Tank, conhecido por seu papel importante na cena R&B, não deixou barato e criticou o que chamou de ódio disfarçado de opinião. Em sua conta no Instagram, ele destacou que muitos comentários se tornam destrutivos e desumanizam os artistas, pedindo mais respeito e humanidade na forma como julgamos o trabalho alheio. “Ele não deve satisfações a ninguém, apenas a si mesmo”, afirmou.
Reação nas redes e polêmica sobre o foco da crítica
A repercussão da crítica da Pitchfork foi imediata e gerou debates entre fãs e outros artistas. No Twitter, Tank ironizou a publicação com um simples “Pitch who?”, acompanhado de emojis de risada, minimizando a influência da crítica.
Além disso, muitos apontaram que a avaliação da revista passou mais tempo relembrando o passado conturbado de Chris Brown, incluindo o caso de agressão contra Rihanna em 2009, do que analisando o conteúdo musical do álbum em si. O comentarista DJ Akademiks também criticou esse viés, ressaltando que o álbum merecia uma análise mais focada na música e menos em polêmicas pessoais.
Chris Brown segue firme e agradece fãs
Por sua vez, Chris Brown não deixou de responder ao bafafá. Em vídeos nos Stories do Instagram, ele agradeceu o apoio dos fãs e afirmou que conhece bem quem realmente o acompanha, deixando claro que não se abala com as críticas negativas. Ele ainda sugeriu que quem não gosta de seu som pode simplesmente não ouvir, citando de forma indireta a cantora Zara Larsson, que já criticou publicamente o artista por questões relacionadas a seu histórico de abusos.

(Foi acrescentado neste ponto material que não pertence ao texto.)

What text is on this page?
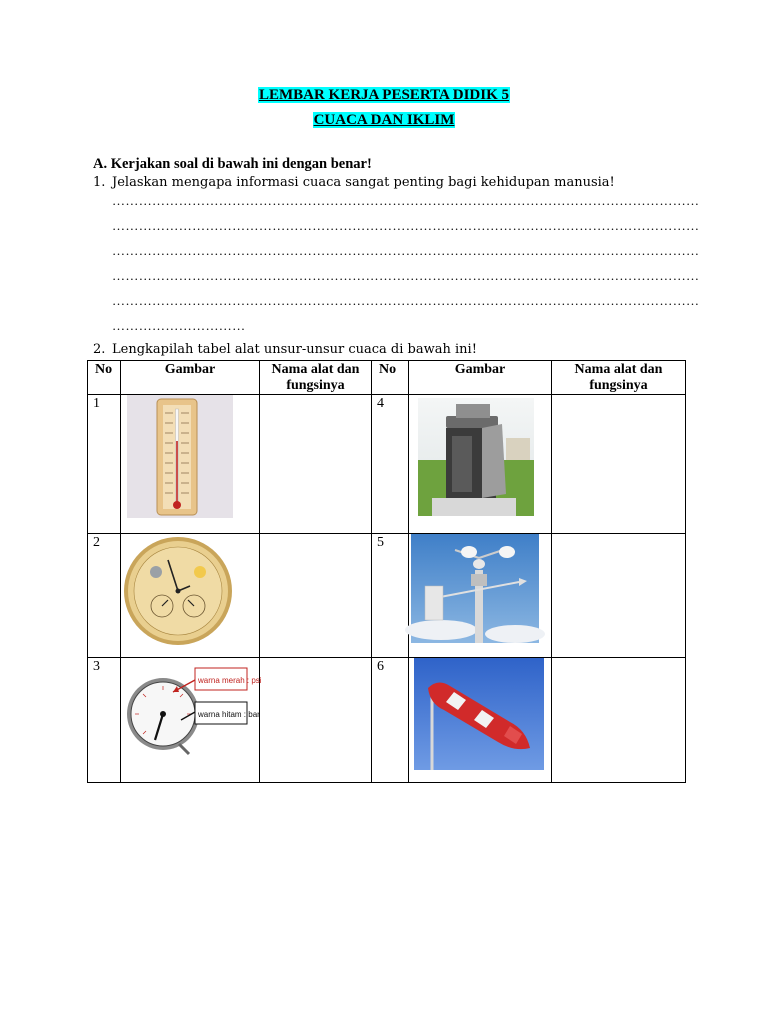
LEMBAR KERJA PESERTA DIDIK 5
CUACA DAN IKLIM
A. Kerjakan soal di bawah ini dengan benar!
1. Jelaskan mengapa informasi cuaca sangat penting bagi kehidupan manusia!
……………………………………………………………………………………………………………………
……………………………………………………………………………………………………………………
……………………………………………………………………………………………………………………
……………………………………………………………………………………………………………………
……………………………………………………………………………………………………………………
…………………………
2. Lengkapilah tabel alat unsur-unsur cuaca di bawah ini!
No	Gambar	Nama alat dan
fungsinya	No	Gambar	Nama alat dan
fungsinya
1			4	

2			5	

3	warna merah : psi
warna hitam : bar		6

Apesar da controvérsia, o álbum de Chris Brown está previsto para estrear entre os cinco primeiros colocados na Billboard 200, mostrando que a conexão com o público permanece forte.
Reflexão sobre arte, julgamento e representatividade
Essa situação levanta um debate importante sobre como artistas, especialmente os negros e LGBTQIA+, são julgados tanto pela arte quanto pelo passado pessoal. A defesa de Tank ressalta a necessidade de respeitar o processo criativo e a humanidade dos artistas, sem reduzir suas obras a meros julgamentos morais ou preconceitos velados.
Para a comunidade LGBTQIA+, que também enfrenta julgamentos e estigmas diários, acompanhar esse tipo de defesa reforça a importância de empatia e solidariedade. A arte é um espaço de expressão e transformação, e o respeito a quem cria deve ser uma prioridade para construirmos um ambiente cultural mais inclusivo e acolhedor.